ROMANIAN MERCENARIES recruited by Congolese President Tshisekedi and Paid Weak Romanian Thugs $5000 To Defend DRC, while Local Soldiers Get $100 Each To Fight Rebel, have surrendered in Droves to Rwandan backed M23 rebels, who took the City of Goma, in Eastern DRC, last week.
News sources revealed that President Felix Tshisekedi paid the failed mercenaries $5000 each to fight rebels in the DRC while local soldiers get $100 for the same job.
Contracts that show that these hired soldiers were being paid around $5,000 (£4,000) a month, while regular military recruits get around $100, or sometimes go unpaid.
The Romanians were contracted to help the army fight the Rwanda-backed M23 rebels, who say they are fighting to protect the rights of DR Congo’s minority ethnic Tutsis.

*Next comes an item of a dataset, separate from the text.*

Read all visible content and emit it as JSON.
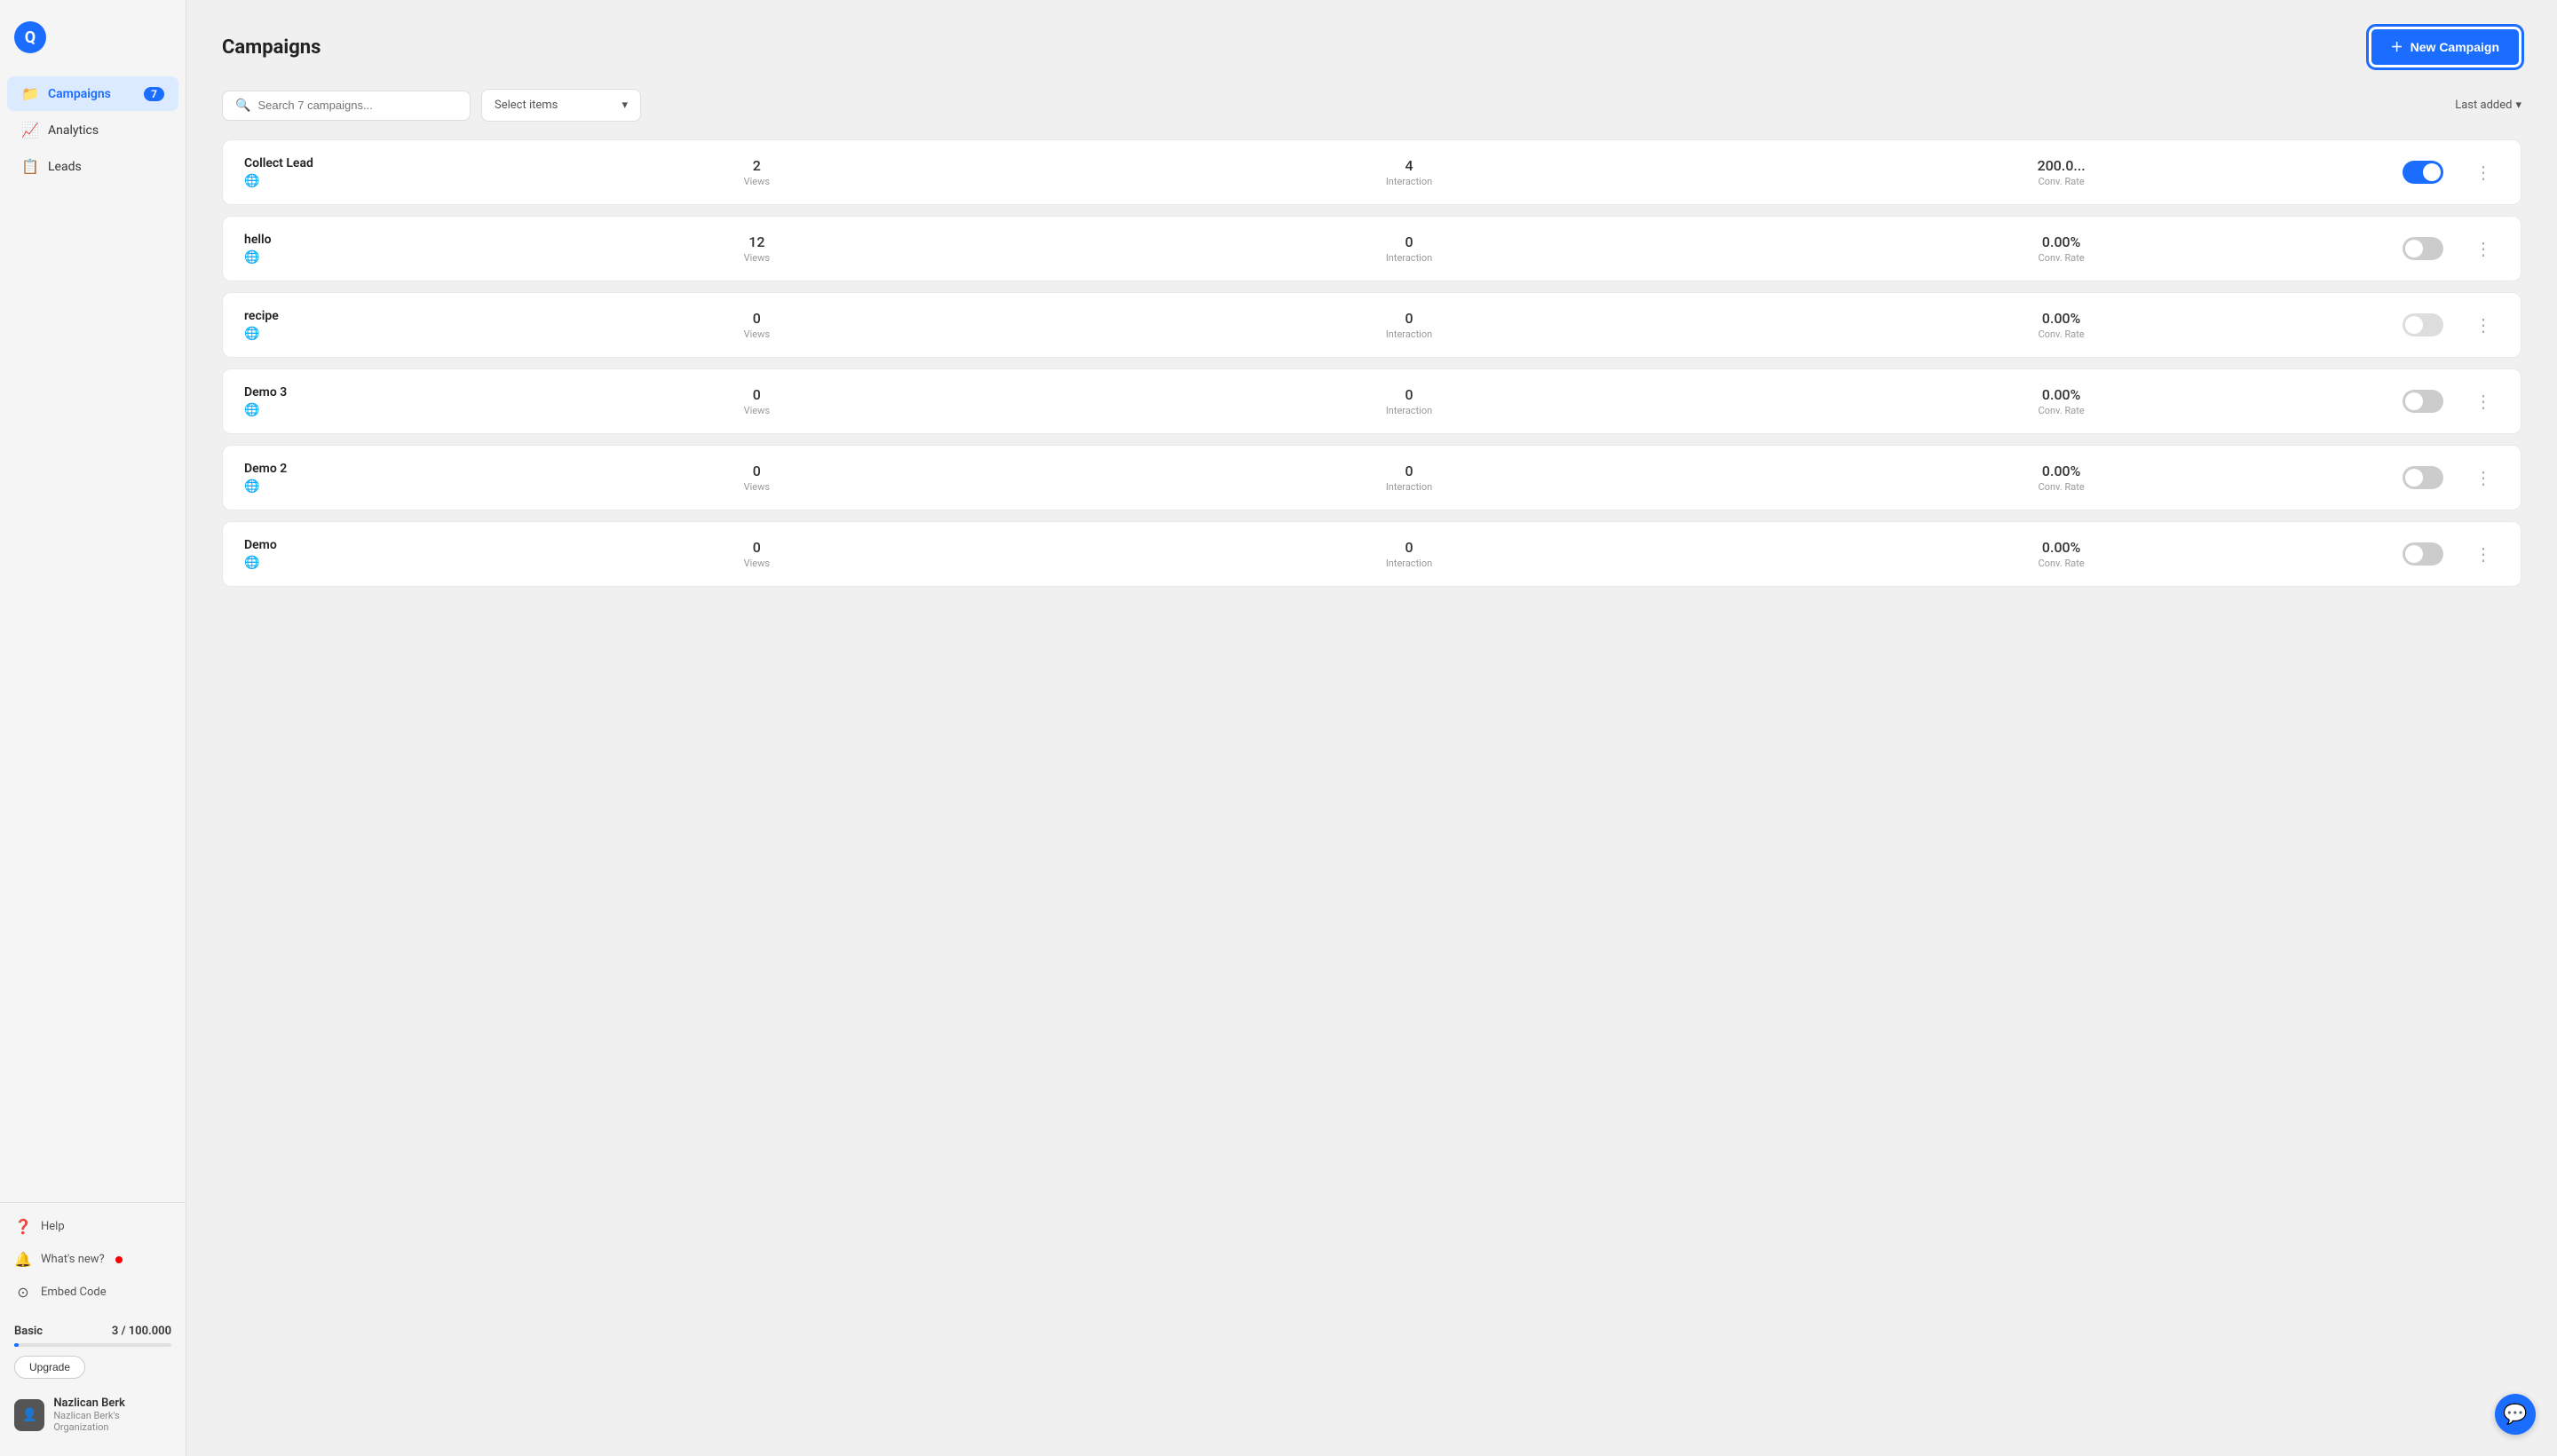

It has been a humiliating week for nearly 300 Romanian mercenaries recruited to fight on the side of the army in the Democratic Republic of Congo.
Their surrender following a rebel assault on the eastern city of Goma has also shattered the dreams of those who signed up for the job to earn big money.
When the offensive on Goma started on Sunday night, the Romanians were forced to take refuge at a UN peacekeeping base.
“The M23 rebels were supported by troops and state-of-the-art military equipment from Rwanda and managed to reach our positions around the city of Goma,” Constantin Timofti, described as a co-ordinator for the group, told Romanian TVR channel on Monday.
“The national army gave up fighting and we were forced to withdraw.”
Romania’s foreign ministry spokesman Andrei Țărnea told the BBC that “complex” negotiations followed, which saw the M23 hand over the Romanian fighters – whom he described as private employees of the DR Congo government on an army training mission – to Rwanda.
Goma sits right on the border with Rwanda – and the mercenaries were filmed by journalists as they crossed over, surrendering to body searches and other checks.
Before they crossed over, phone footage shows M23 commander Willy Ngoma berating one of the Romanians in French, telling him to sit on the ground, cross his legs and put his hands over his head.
He asked him about his military training – it was with the French Foreign Legion, the Romanian replied.
“They recruited you with a salary of $8,000 a month, you eat well,” Ngoma yelled, pointing out the disparity between that and a Congolese army recruit’s pay.
“We are fighting for our future. Do not come for adventure here,” he warned.